Hutchison decidiu que Lhakpa estava certo — havia apenas uma escolha a fazer, por mais difícil que fosse: deixar que a natureza seguis­se seu curso inevitável com Beck e Yasuko, e investir os recursos do grupo para aqueles que ainda podiam ser ajudados. Foi um clássico ato de triagem. Quando Hutchison retornou ao acampamento, estava à beira das lágrimas e parecia um fantasma. A pedido seu, acordamos Taske e Groom, depois nos amontoamos numa das barracas para decidir o que fazer com Beck e Yasuko. A conversa que se seguiu foi angustiada e entrecortada. Evitávamos olhar uns para os outros. Depois de cinco minutos, entretanto, nós quatro concordamos: a decisão de Hutchison de deixar Beck e Yasuko onde estavam era a mais apropriada.

Também discutimos a possibilidade de descer para o acampamen­to 2 naquela tarde, mas Taske insistiu que não devíamos sair do colo sul enquanto Hall estivesse preso no cume sul. "Eu não vou nem pensar na possibilidade de sair sem ele daqui." Era apenas um ponto retórico: Kasischke e Groom estavam em tal estado que ir a algum lugar estava totalmente fora de cogitação.

"Àquela altura eu estava bastante preocupado que estivéssemos começando a repetir o que aconteceu no K2 em 1986", diz Hutchison. No dia 4 de julho daquele ano, sete veteranos do Himalaia — inclusive o lendário bergsteiger austríaco Kurt Diemberger — partiram para o cume da segunda montanha mais alta do mundo. Seis dos sete chega­ram ao topo, mas durante a descida uma forte tempestade varreu as encostas superiores do K2, prendendo os alpinistas em seu campo avançado, a 8 mil metros de altitude. A nevasca continuou, sem amai­nar, durante cinco dias e eles foram ficando cada vez mais fracos. Quan­do a tempestade finalmente cessou, apenas Diemberger e uma outra pessoa conseguiram descer com vida.

No sábado de manhã, enquanto discutíamos o que fazer com Namba e Weathers e para onde descer, Neal Beidleman estava chaman­do os integrantes da equipe de Fischer nas barracas e ordenando que todos começassem a descida. "Todo mundo estava tão esgotado da noite anterior que foi realmente duro botar nosso grupo de pé e fora das barracas — eu quase tive que esmurrar alguns para conseguir fazê-los calçar as botas", ele diz. "Mas estava de fato decidido a fazer com que todo mundo descesse logo.

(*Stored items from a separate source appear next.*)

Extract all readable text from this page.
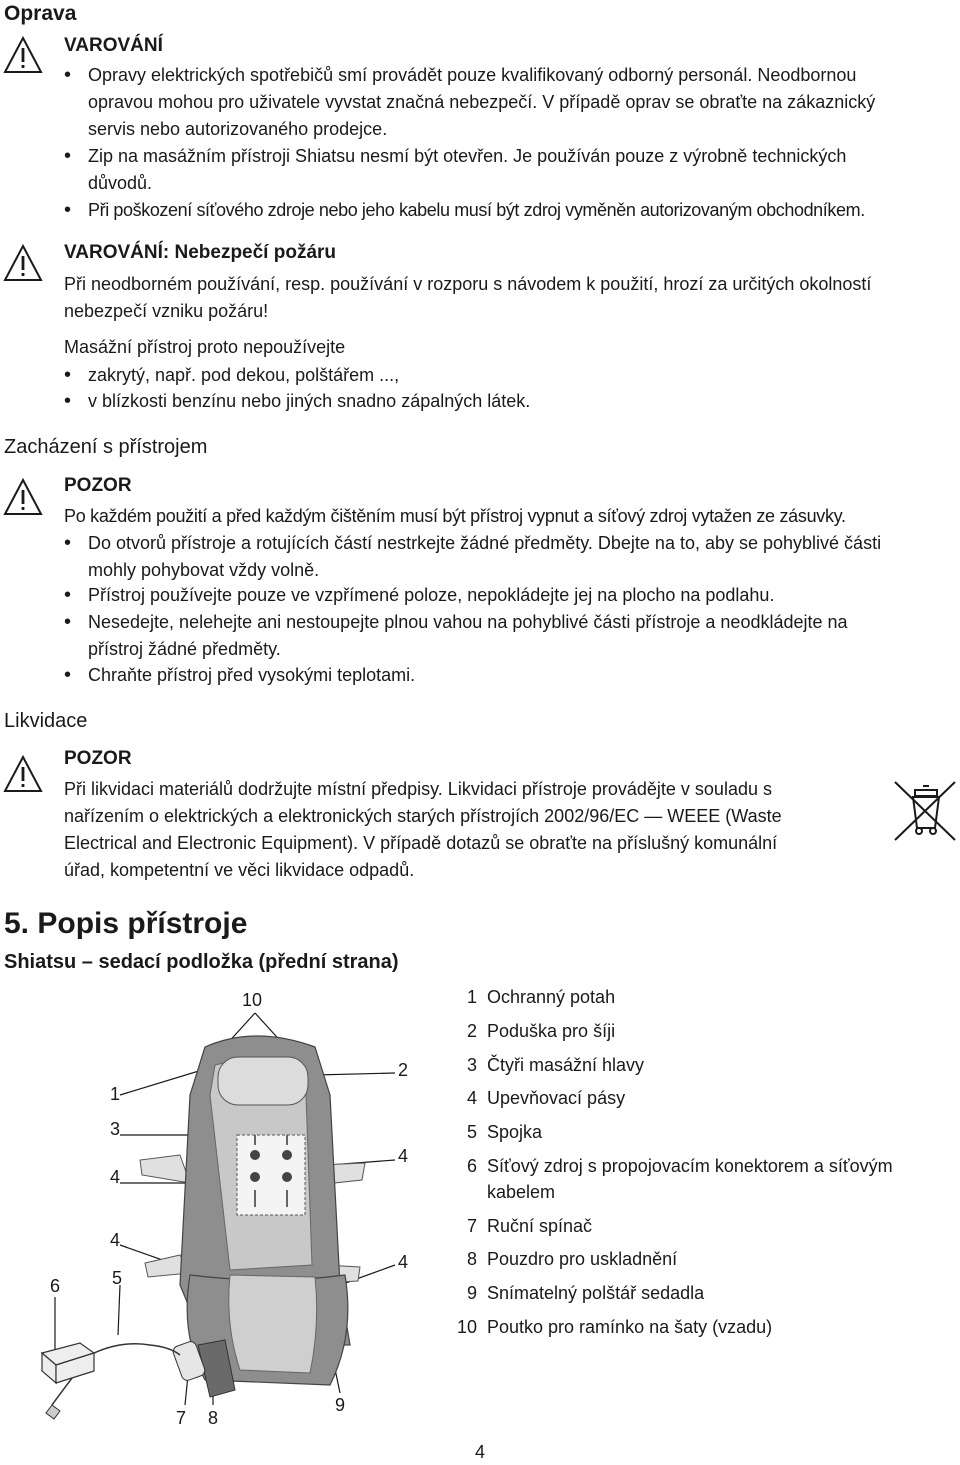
Oprava
VAROVÁNÍ
• Opravy elektrických spotřebičů smí provádět pouze kvalifikovaný odborný personál. Neodbornou
opravou mohou pro uživatele vyvstat značná nebezpečí. V případě oprav se obraťte na zákaznický
servis nebo autorizovaného prodejce.
• Zip na masážním přístroji Shiatsu nesmí být otevřen. Je používán pouze z výrobně technických
důvodů.
• Při poškození síťového zdroje nebo jeho kabelu musí být zdroj vyměněn autorizovaným obchodníkem.
VAROVÁNÍ: Nebezpečí požáru
Při neodborném používání, resp. používání v rozporu s návodem k použití, hrozí za určitých okolností
nebezpečí vzniku požáru!
Masážní přístroj proto nepoužívejte
• zakrytý, např. pod dekou, polštářem ...,
• v blízkosti benzínu nebo jiných snadno zápalných látek.
Zacházení s přístrojem
POZOR
Po každém použití a před každým čištěním musí být přístroj vypnut a síťový zdroj vytažen ze zásuvky.
• Do otvorů přístroje a rotujících částí nestrkejte žádné předměty. Dbejte na to, aby se pohyblivé části
mohly pohybovat vždy volně.
• Přístroj používejte pouze ve vzpřímené poloze, nepokládejte jej na plocho na podlahu.
• Nesedejte, nelehejte ani nestoupejte plnou vahou na pohyblivé části přístroje a neodkládejte na
přístroj žádné předměty.
• Chraňte přístroj před vysokými teplotami.
Likvidace
POZOR
Při likvidaci materiálů dodržujte místní předpisy. Likvidaci přístroje provádějte v souladu s
nařízením o elektrických a elektronických starých přístrojích 2002/96/EC — WEEE (Waste
Electrical and Electronic Equipment). V případě dotazů se obraťte na příslušný komunální
úřad, kompetentní ve věci likvidace odpadů.
5. Popis přístroje
Shiatsu – sedací podložka (přední strana)
10
2
1
3
4
4
4
4
6	5
7 8
9
1 Ochranný potah
2 Poduška pro šíji
3 Čtyři masážní hlavy
4 Upevňovací pásy
5 Spojka
6 Síťový zdroj s propojovacím konektorem a síťovým
kabelem
7 Ruční spínač
8 Pouzdro pro uskladnění
9 Snímatelný polštář sedadla
10 Poutko pro ramínko na šaty (vzadu)
4
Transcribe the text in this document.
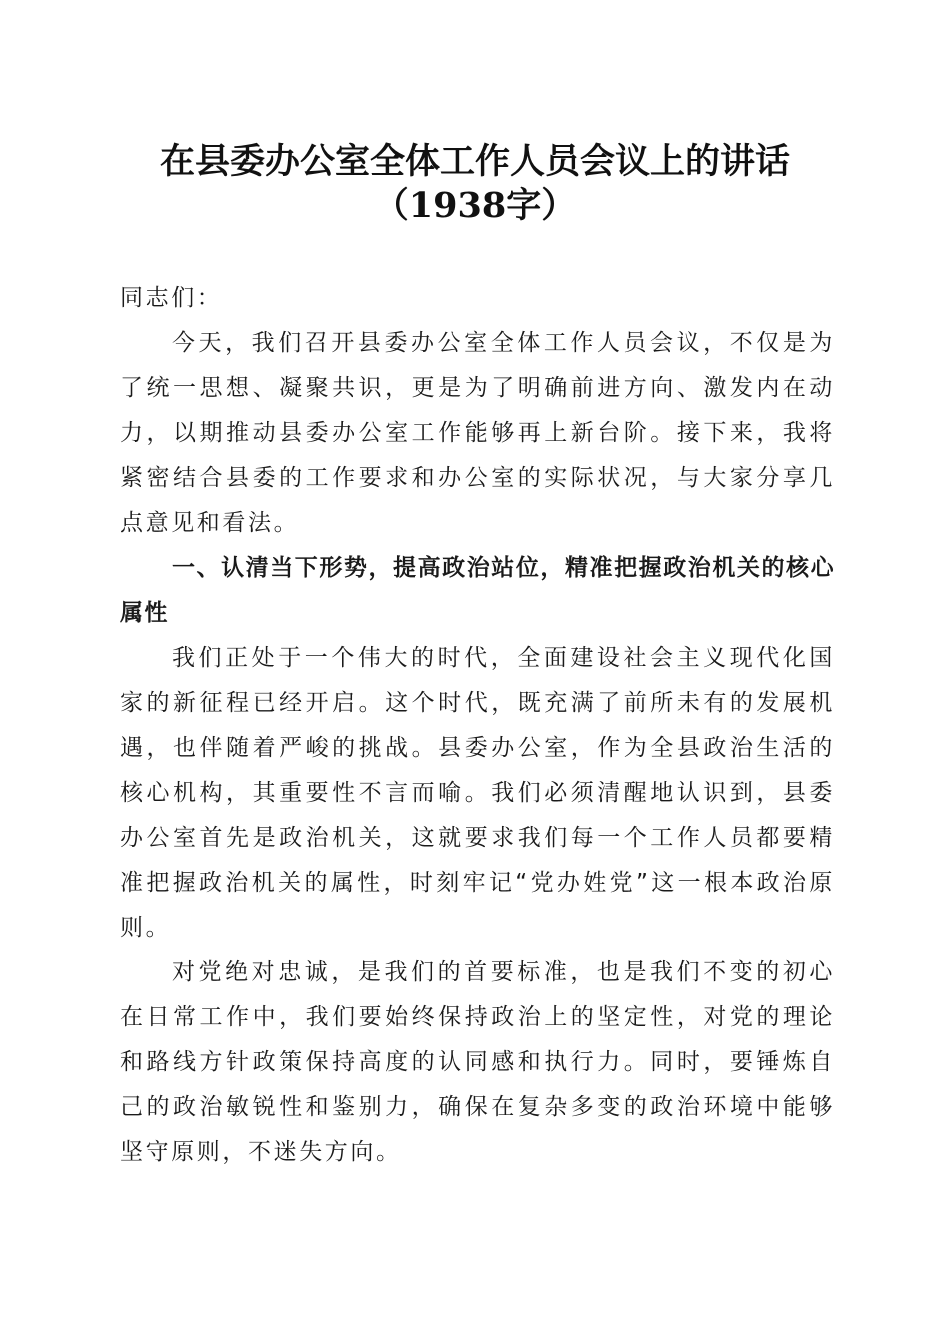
在县委办公室全体工作人员会议上的讲话
（1938字）

同志们：

今天，我们召开县委办公室全体工作人员会议，不仅是为了统一思想、凝聚共识，更是为了明确前进方向、激发内在动力，以期推动县委办公室工作能够再上新台阶。接下来，我将紧密结合县委的工作要求和办公室的实际状况，与大家分享几点意见和看法。

一、认清当下形势，提高政治站位，精准把握政治机关的核心属性

我们正处于一个伟大的时代，全面建设社会主义现代化国家的新征程已经开启。这个时代，既充满了前所未有的发展机遇，也伴随着严峻的挑战。县委办公室，作为全县政治生活的核心机构，其重要性不言而喻。我们必须清醒地认识到，县委办公室首先是政治机关，这就要求我们每一个工作人员都要精准把握政治机关的属性，时刻牢记“党办姓党”这一根本政治原则。

对党绝对忠诚，是我们的首要标准，也是我们不变的初心在日常工作中，我们要始终保持政治上的坚定性，对党的理论和路线方针政策保持高度的认同感和执行力。同时，要锤炼自己的政治敏锐性和鉴别力，确保在复杂多变的政治环境中能够坚守原则，不迷失方向。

Na minha opinião, ficar a 7900 metros mais tempo do que o absolutamente necessário é chamar desgraça. Eu sabia que havia equipes de resgate tentando chegar até Scott e Rob, de modo que me concentrei em tirar nossos clientes do colo sul e ir para um acampamento inferior."

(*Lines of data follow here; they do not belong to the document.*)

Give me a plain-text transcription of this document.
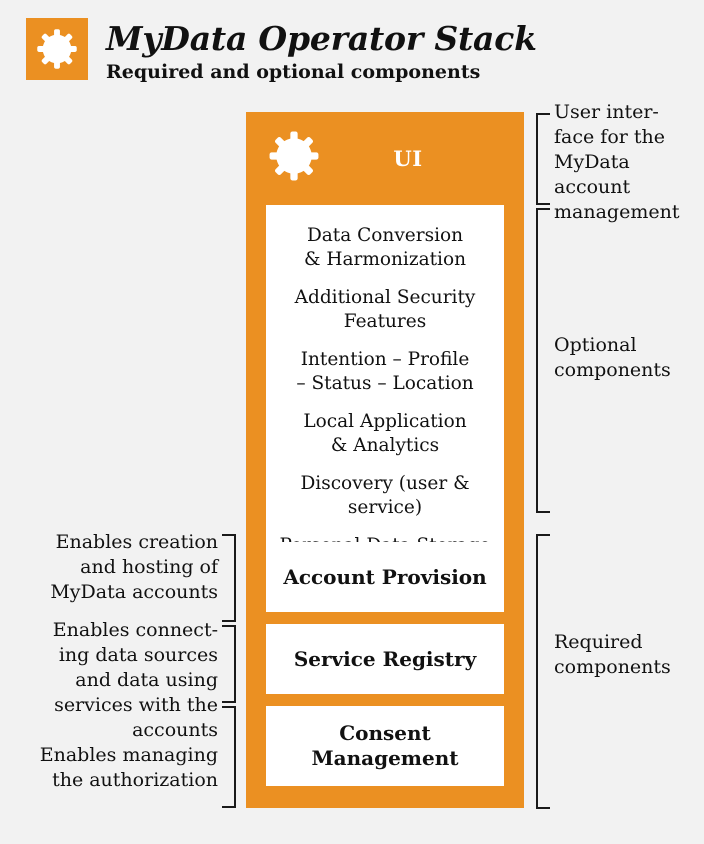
MyData Operator Stack
Required and optional components
UI
Data Conversion
& Harmonization
Additional Security
Features
Intention – Profile
– Status – Location
Local Application
& Analytics
Discovery (user & service)
Account Provision
Service Registry
Consent
Management
User inter-
face for the
MyData
account
management
Optional
components
Required
components
Enables creation
and hosting of
MyData accounts
Enables connect-
ing data sources
and data using
services with the
accounts
Enables managing
the authorization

Enquanto Boukreev permanecia no acampamento 4, para esperar por Fischer, Beidleman conduzia a descida vagarosa do grupo. Aos 7620 metros, parou para dar outra injeção de dexametasona em Sandy Pittman, em seguida todos pararam por um longo tempo no acampa­mento 3 para descansar e reidratar-se. "Quando vi aquele pessoal", diz David Breashears, que estava no acampamento 3 quando o grupo de Beidleman chegou, "fiquei atordoado. Parecia que eles tinham estado numa guerra durante uns cinco meses. Sandy começou a desmoronar — estava chorando: 'Foi terrível! Eu simplesmente desisti, deitei e esperei a morte!'. Todo mundo parecia estar em estado de choque profundo."

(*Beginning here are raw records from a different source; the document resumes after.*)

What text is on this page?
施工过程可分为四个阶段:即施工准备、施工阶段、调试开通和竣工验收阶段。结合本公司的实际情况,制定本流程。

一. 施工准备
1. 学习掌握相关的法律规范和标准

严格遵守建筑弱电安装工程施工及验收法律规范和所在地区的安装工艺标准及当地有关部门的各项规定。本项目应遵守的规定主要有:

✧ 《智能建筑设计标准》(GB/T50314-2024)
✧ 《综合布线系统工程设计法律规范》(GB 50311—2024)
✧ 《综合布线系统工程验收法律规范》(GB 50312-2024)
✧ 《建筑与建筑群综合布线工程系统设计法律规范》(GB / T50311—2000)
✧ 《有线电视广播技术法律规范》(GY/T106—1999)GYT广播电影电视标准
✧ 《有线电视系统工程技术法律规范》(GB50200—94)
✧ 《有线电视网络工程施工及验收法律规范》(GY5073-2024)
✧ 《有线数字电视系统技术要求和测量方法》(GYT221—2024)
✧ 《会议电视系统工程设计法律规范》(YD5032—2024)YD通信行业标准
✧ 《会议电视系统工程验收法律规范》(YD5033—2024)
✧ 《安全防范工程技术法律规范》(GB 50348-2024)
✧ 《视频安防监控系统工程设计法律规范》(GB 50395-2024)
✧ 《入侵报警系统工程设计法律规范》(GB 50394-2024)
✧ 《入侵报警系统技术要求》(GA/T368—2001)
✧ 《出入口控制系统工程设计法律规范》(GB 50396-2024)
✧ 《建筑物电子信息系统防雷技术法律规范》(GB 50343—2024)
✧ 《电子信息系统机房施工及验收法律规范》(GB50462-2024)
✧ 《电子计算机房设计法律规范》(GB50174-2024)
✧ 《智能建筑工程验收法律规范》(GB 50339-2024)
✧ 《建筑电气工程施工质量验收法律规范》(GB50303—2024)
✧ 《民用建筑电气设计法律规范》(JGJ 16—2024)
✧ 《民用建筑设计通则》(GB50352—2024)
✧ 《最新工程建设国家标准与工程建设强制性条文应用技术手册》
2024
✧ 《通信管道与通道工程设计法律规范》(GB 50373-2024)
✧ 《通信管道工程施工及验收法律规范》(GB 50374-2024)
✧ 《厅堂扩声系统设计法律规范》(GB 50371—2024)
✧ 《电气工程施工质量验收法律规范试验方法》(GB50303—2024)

Pouco antes de anoitecer, as últimas pessoas do grupo de Beidleman estavam descendo o gelo íngreme da porção inferior do flanco do Lhotse quando, a uns 150 metros do fim das cordas fixas, o grupo encontrou alguns sherpas de uma expedição de limpeza do Nepal, que tinham ido até lá para ajudá-los. Ao reiniciarem a descida, pedras do tamanho de uma toranja começaram a rolar do alto da montanha e uma delas bateu em cheio na parte de trás da cabeça de um sherpa. "A pedra simplesmente o pegou em cheio", diz Beidleman, que observou o inci­dente um pouco acima.

"Foi pavoroso", Klev Schoening diz, recordando-se. "O barulho foi como se ele tivesse sido atingido por um taco de beisebol." A força do golpe tirou uma lasca do tamanho de um dólar de prata do crânio do sherpa, ele perdeu a consciência e teve uma parada cardiopulmonar.

Quando caiu e começou a escorregar pela rampa, Schoening pulou na frente dele e conseguiu pará-lo. Porém, um momento depois, enquan­to Schoening segurava o sherpa nos braços, uma segunda pedra despen­cou e bateu em cheio no sherpa; de novo, o homem sofreu o impacto bem na parte posterior do crânio.